Alms qualms. Fast Company pries open the socioeconomics of privacy in this intriguing article. Ciara Byrne, the author, explains how many of the poorest Americans are forced to live under constant surveillance, a situation that exposes them to marketing for predatory financial services. Another set of the nation's poorest, including undocumented immigrants, day laborers, and homeless people, are often forced to live off the grid in what Byrne describes as a "surveillance gap," which prevents them from getting access to resources that might help them.

"Middle-class and wealthy Americans need to realize that novel surveillance techniques are typically used first on the poor," [law professor Michele E.] Gilman wrote in a 2012 article. "By the time these strategies spread beyond controlling the poor, any 'reasonable expectations' against their use have dissolved."

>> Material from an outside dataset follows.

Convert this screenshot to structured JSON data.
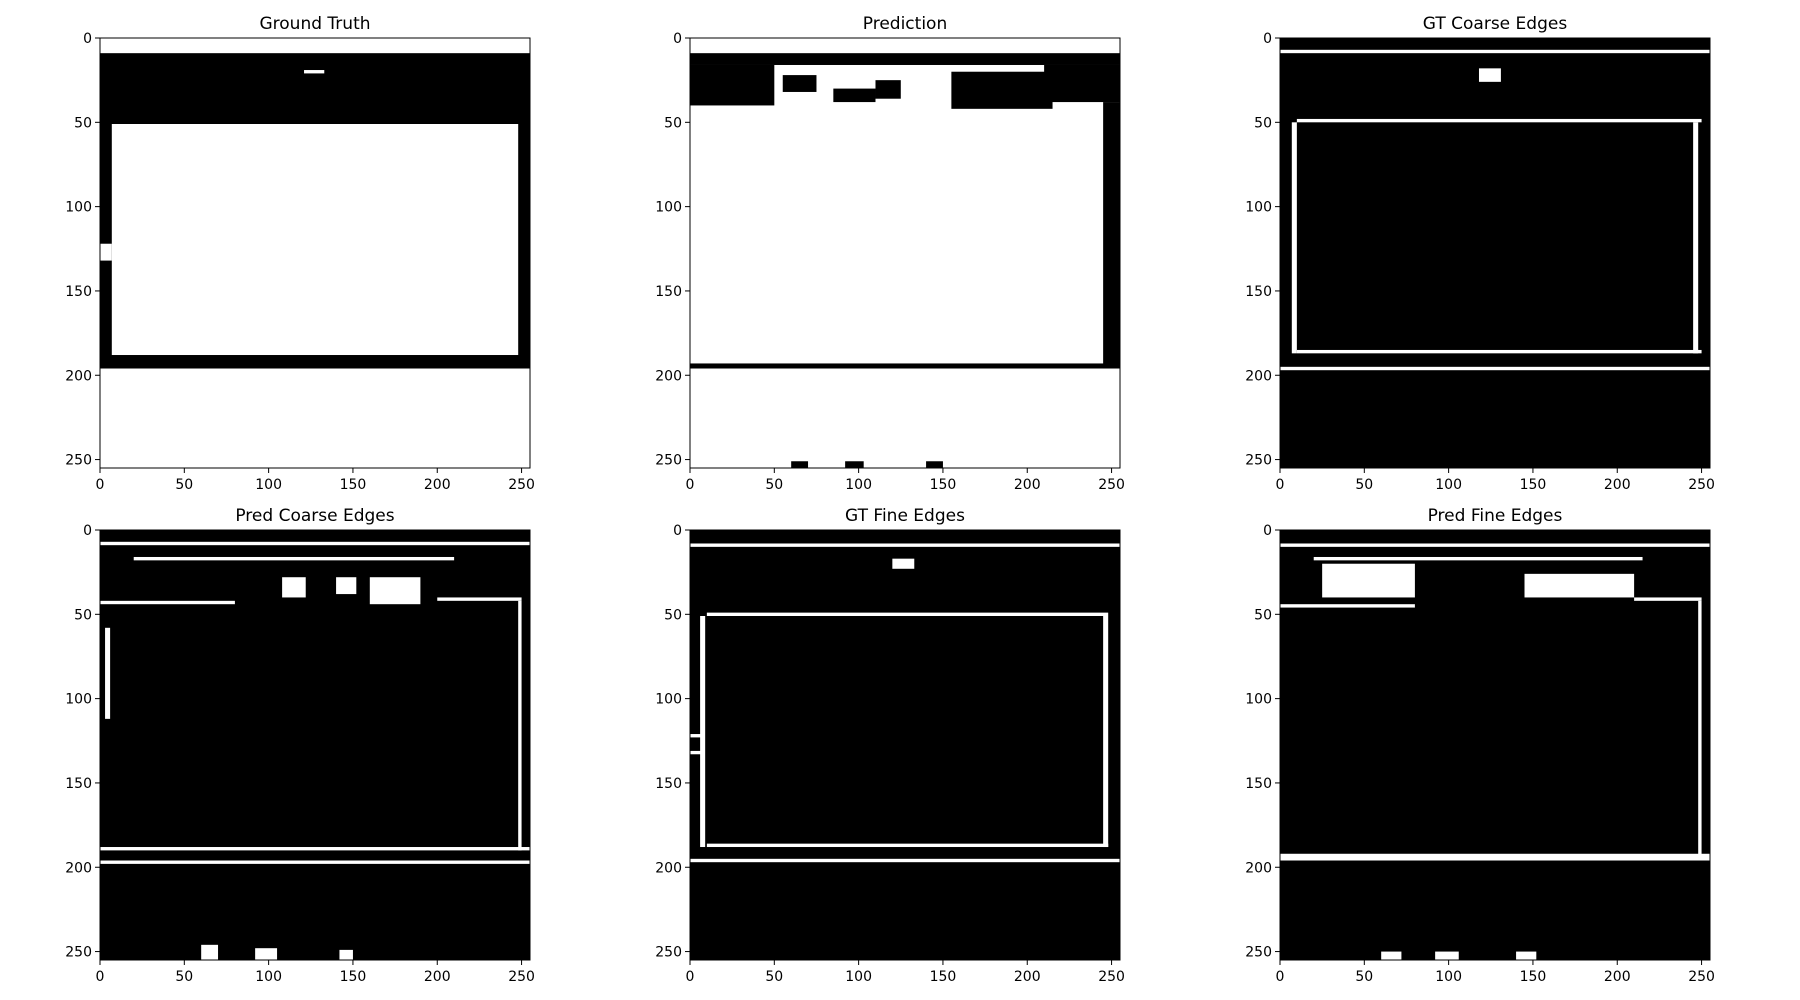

Low-income communities have historically been monitored by government and their privacy has been routinely invaded. In Colonial America, most towns had an "overseer of the poor" who tracked poor people and either chased them out of town or auctioned off their labor. Current public benefits programs ask applicants extremely detailed and personal questions and sometimes mandate home visits, drug tests, fingerprinting, and collection of biometric information.

ONE MORE THING

Dynamic Duo. A question for the entrepreneurs in the room: How did you meet your cofounder? If you said you bumped into each other in a stairwell while attempting to hack into the IT network of that other person's company, then you share something in common with the folks at Duo, a cybersecurity startup snatched up by Cisco for more than $2 billion last year.

I think they call that love at first cyber.